The matrix_stats aggregation is a numeric aggregation that computes the following statistics over a set of document fields:

count

Number of per field samples included in the calculation.

mean

The average value for each field.

variance

Per field Measurement for how spread out the samples are from the mean.

skewness

Per field measurement quantifying the asymmetric distribution around the mean.

kurtosis

Per field measurement quantifying the shape of the distribution.

covariance

A matrix that quantitatively describes how changes in one field are associated with another.

correlation

The covariance matrix scaled to a range of -1 to 1, inclusive. Describes the relationship between field distributions.

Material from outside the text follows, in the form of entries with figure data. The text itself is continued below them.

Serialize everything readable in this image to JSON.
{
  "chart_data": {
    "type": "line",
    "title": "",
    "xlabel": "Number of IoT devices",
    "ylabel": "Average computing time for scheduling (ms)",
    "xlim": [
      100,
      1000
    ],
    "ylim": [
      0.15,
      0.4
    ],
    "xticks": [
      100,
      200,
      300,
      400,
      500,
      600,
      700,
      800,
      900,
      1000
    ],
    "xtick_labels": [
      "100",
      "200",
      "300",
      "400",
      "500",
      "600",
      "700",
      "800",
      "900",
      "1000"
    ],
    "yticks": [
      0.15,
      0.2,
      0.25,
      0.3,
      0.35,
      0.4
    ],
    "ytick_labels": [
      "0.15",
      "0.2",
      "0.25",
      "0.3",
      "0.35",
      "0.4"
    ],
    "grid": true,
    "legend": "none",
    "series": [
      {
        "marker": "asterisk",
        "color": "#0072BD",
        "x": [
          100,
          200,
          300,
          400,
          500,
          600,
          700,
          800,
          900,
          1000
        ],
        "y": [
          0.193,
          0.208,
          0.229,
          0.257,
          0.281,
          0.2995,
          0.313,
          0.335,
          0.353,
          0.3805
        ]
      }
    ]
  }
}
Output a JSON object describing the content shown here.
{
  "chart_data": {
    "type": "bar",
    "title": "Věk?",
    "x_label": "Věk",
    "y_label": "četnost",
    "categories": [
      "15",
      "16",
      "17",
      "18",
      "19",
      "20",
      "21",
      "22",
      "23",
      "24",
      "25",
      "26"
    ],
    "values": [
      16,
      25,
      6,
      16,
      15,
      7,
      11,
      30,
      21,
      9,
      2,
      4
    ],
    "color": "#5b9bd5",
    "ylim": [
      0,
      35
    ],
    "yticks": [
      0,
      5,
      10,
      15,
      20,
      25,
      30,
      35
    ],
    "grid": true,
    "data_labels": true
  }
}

Unlike other metric aggregations, the matrix_stats aggregation does not support scripting.

The following example demonstrates the use of matrix stats to describe the relationship between income and poverty.

response = client.search(
  body: {
    aggregations: {
      statistics: {
        matrix_stats: {
          fields: [
            'poverty',
            'income'
          ]
        }
      }
    }
  }
)
puts response
GET /_search
{
  "aggs": {
    "statistics": {
      "matrix_stats": {
        "fields": [ "poverty", "income" ]
      }
    }
  }
}

The aggregation type is matrix_stats and the fields setting defines the set of fields (as an array) for computing the statistics. The above request returns the following response:

{
  ...
  "aggregations": {
    "statistics": {
      "doc_count": 50,
      "fields": [ {
          "name": "income",
          "count": 50,
          "mean": 51985.1,
          "variance": 7.383377037755103E7,
          "skewness": 0.5595114003506483,
          "kurtosis": 2.5692365287787124,
          "covariance": {
            "income": 7.383377037755103E7,
            "poverty": -21093.65836734694
          },
          "correlation": {
            "income": 1.0,
            "poverty": -0.8352655256272504
          }
        }, {
          "name": "poverty",
          "count": 50,
          "mean": 12.732000000000001,
          "variance": 8.637730612244896,
          "skewness": 0.4516049811903419,
          "kurtosis": 2.8615929677997767,
          "covariance": {
            "income": -21093.65836734694,
            "poverty": 8.637730612244896
          },
          "correlation": {
            "income": -0.8352655256272504,
            "poverty": 1.0
          }
        } ]
    }
  }
}

The doc_count field indicates the number of documents involved in the computation of the statistics.

Multi Value Fields

edit

The matrix_stats aggregation treats each document field as an independent sample. The mode parameter controls what array value the aggregation will use for array or multi-valued fields. This parameter can take one of the following:

avg

(default) Use the average of all values.

min

Pick the lowest value.

max

Pick the highest value.

sum

Use the sum of all values.

median

Use the median of all values.

Missing Values

edit

The missing parameter defines how documents that are missing a value should be treated. By default they will be ignored but it is also possible to treat them as if they had a value. This is done by adding a set of fieldname : value mappings to specify default values per field.

GET /_search
{
  "aggs": {
    "matrixstats": {
      "matrix_stats": {
        "fields": [ "poverty", "income" ],
        "missing": { "income": 50000 }      
      }
    }
  }
}

Documents without a value in the income field will have the default value 50000.